Petang itu aku menantinya. Berharap senyuman yang akan dia bawakan untukku malam itu. Tapi ternyata takdir Allah tlah berkehendak lain. 18.11, 20 Mei 2011 kacelakaan menimpanya. Pesan singkat yang dia kirimkan untukku, meminta maaf dan memberi kabar bahwa malam itu dia tak bisa datang untukku dan mengajakku jalan karena dia kecelakaan di Gurah. Aku pun tak langsung percaya dengan semua itu. Masih ku biarkan pesannya, tak ku hiraukan. Hatiku merasa begitu tak tenang. Aku menelfon handphonenya, memang diangkat tapi bukan suaranya di balik telfon itu. Suara orang ribut, kacau, tak ada yang menghiraukan telfonku. Aku terus mencoba untuk menghubunginya. Berulang kali pun tak ada ada jawaban sama sekali. Pikiranku sudah begitu kalut. Aku lemas. Kecelakaan itu benar-benar terjadi, dia tidak sedang bercanda seperti biasanya.
Aku pun tak hanya tinggal diam. Aku menelfon semua teman-teman yang sekiranya bisa membantuku. Teman-temanku satu kost pun juga ikut membantu, bermaksud mencarikan pinjaman motor untuk aku pakai mencarinya. Bahkan Mira yang awalnya akan jalan dengan seseorang, aku mintai tolong untuk mencarinya juga.
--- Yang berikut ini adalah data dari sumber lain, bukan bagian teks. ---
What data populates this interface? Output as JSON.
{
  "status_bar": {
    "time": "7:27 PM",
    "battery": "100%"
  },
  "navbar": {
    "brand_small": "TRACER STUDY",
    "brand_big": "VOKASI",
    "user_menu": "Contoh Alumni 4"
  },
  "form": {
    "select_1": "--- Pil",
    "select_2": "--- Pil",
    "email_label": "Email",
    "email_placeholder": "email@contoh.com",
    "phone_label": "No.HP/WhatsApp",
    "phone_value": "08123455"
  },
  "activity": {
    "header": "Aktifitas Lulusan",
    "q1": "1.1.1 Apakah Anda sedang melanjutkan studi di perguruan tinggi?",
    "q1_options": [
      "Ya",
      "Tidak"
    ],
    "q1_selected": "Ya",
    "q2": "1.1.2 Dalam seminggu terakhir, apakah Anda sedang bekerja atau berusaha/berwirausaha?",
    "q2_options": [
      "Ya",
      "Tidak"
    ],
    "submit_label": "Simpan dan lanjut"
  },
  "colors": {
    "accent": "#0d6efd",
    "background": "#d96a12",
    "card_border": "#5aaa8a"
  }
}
Setelah semua teman aku mintai tolong, akhirnya ada satu yang bisa membantuku. 19.05 Lia datang di tempat kostku dan kami berangkat mencarinya.
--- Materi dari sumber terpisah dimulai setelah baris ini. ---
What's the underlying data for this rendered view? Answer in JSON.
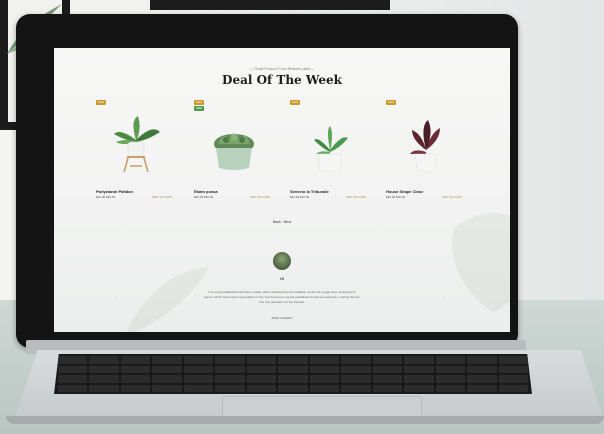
{
  "site": {
    "eyebrow": "— Great Product From Relecet plant —",
    "section_title": "Deal Of The Week",
    "pager": {
      "prev": "Back",
      "next": "Next"
    },
    "avatar_name": "Hi",
    "testimonial": "It is a long established fact that a reader will be distracted by the readable content of a page when looking at its layout. All the lorem ipsum generators on the Internet tend to repeat predefined chunks as necessary, making this the first true generator on the Internet.",
    "footer": "JOHN CHARNY"
  },
  "products": [
    {
      "name": "Parlywaran Pafidan",
      "price": "$40.00  $30.00",
      "cart": "ADD TO CART",
      "badge": "SALE",
      "badge_color": "#c99a2e",
      "plant": "potted-plant"
    },
    {
      "name": "Ebam pussa",
      "price": "$40.00  $30.00",
      "cart": "ADD TO CART",
      "badge": "SALE",
      "badge_color": "#c99a2e",
      "badge2": "NEW",
      "badge2_color": "#4f9a4f",
      "plant": "succulent"
    },
    {
      "name": "Senecio la Tribunale",
      "price": "$40.00  $30.00",
      "cart": "ADD TO CART",
      "badge": "SALE",
      "badge_color": "#c99a2e",
      "plant": "small-plant"
    },
    {
      "name": "House Shape Close",
      "price": "$40.00  $30.00",
      "cart": "ADD TO CART",
      "badge": "SALE",
      "badge_color": "#c99a2e",
      "plant": "burgundy-plant"
    }
  ],
  "colors": {
    "accent": "#c99a2e",
    "new_badge": "#4f9a4f",
    "screen_bg": "#f3f4f3",
    "bezel": "#141414"
  }
}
Aku dan Lia terlalu buru-buru. Sesampai di suatu tempat keramaian dan kerumunan orang, tanpa berpikir panjang aku langsung menghampirinya. Karena ada polisi di tempat itu jadi aku mengira bahwa itu dia. Tapi ternyata apa yang terjadi. Ach.. polisi lalu lintas menghadang, razia. Kami tertangkap. Lia tidak membawa STNK karena memang sebelum berangkat dia hanya ijin orang tuanya untuk ke warnet saja. Lia tidak berani bilang kepada orang tuanya bahwa tertangkap polisi. Lia malah meminta adiknya untuk mengantarkan STNK itu ke kantor polisi Gurah. Rumah Lia jauh, jadi adiknya itu tidak kunjung datang sampai kantor polisi itu hampir tutup. Aku menghadang polisi yang mambawa kunci motornya Lia karena polisi itu akan segara pulang. Aku tidak terima, polisi itu meminta Aku kembali ke kantor polisi itu besok pagi untuk mengambil motor dan kami disuruh pulang naik bus.
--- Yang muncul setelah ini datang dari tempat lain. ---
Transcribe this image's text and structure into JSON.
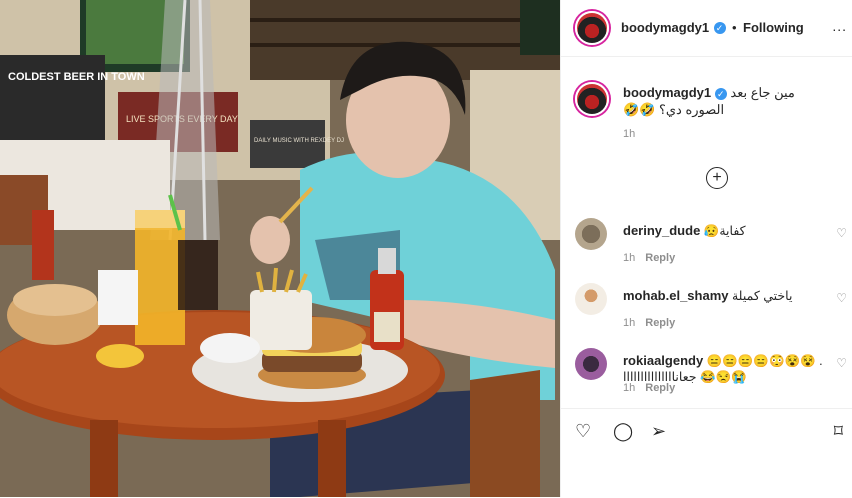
{
  "header": {
    "username": "boodymagdy1",
    "verified_icon": "verified-badge-icon",
    "separator": "•",
    "follow_status": "Following",
    "more": "..."
  },
  "caption": {
    "username": "boodymagdy1",
    "text": "مين جاع بعد الصوره دي؟ 🤣🤣",
    "time": "1h"
  },
  "load_more_icon": "plus-circle-icon",
  "comments": [
    {
      "username": "deriny_dude",
      "text": "كفاية😥",
      "time": "1h",
      "reply": "Reply"
    },
    {
      "username": "mohab.el_shamy",
      "text": "ياختي كميلة",
      "time": "1h",
      "reply": "Reply"
    },
    {
      "username": "rokiaalgendy",
      "text": ". 😵😵😳😑😑😑😑😭😒😂 جعانااااااااااااااا",
      "time": "1h",
      "reply": "Reply"
    }
  ],
  "photo": {
    "sign_1": "COLDEST BEER IN TOWN",
    "sign_2": "LIVE SPORTS EVERY DAY",
    "sign_3": "DAILY MUSIC WITH REXDEY DJ"
  },
  "colors": {
    "accent": "#3897f0",
    "text": "#262626",
    "muted": "#8e8e8e",
    "story_ring": "#d6249f"
  }
}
Bagaimana dengan keadaan kekasihku sekarang? Di kantor polisi itu aku terus mencari informasi tentangnya. Para polisi disana berkata tidak ada kecelakaan sepeda motor, tapi yang ada kecelakaan truk. Sambil aku menunggu adiknya Lia mengantar STNK, aku masih terus menghubungi kekasihku. Ada yang mengangkat telfonku, suara ayahnya dibalik sana. Ayahnya itu mengatakan bahwa kekasihku sekarang sudah dibawa di rumah sakit Pelem Pare dan malam itu juga akan langsung dibawa ke rumah sakit Surabaya karena kakinya patah dan harus segera dioperasi. Aku syok mendengarnya.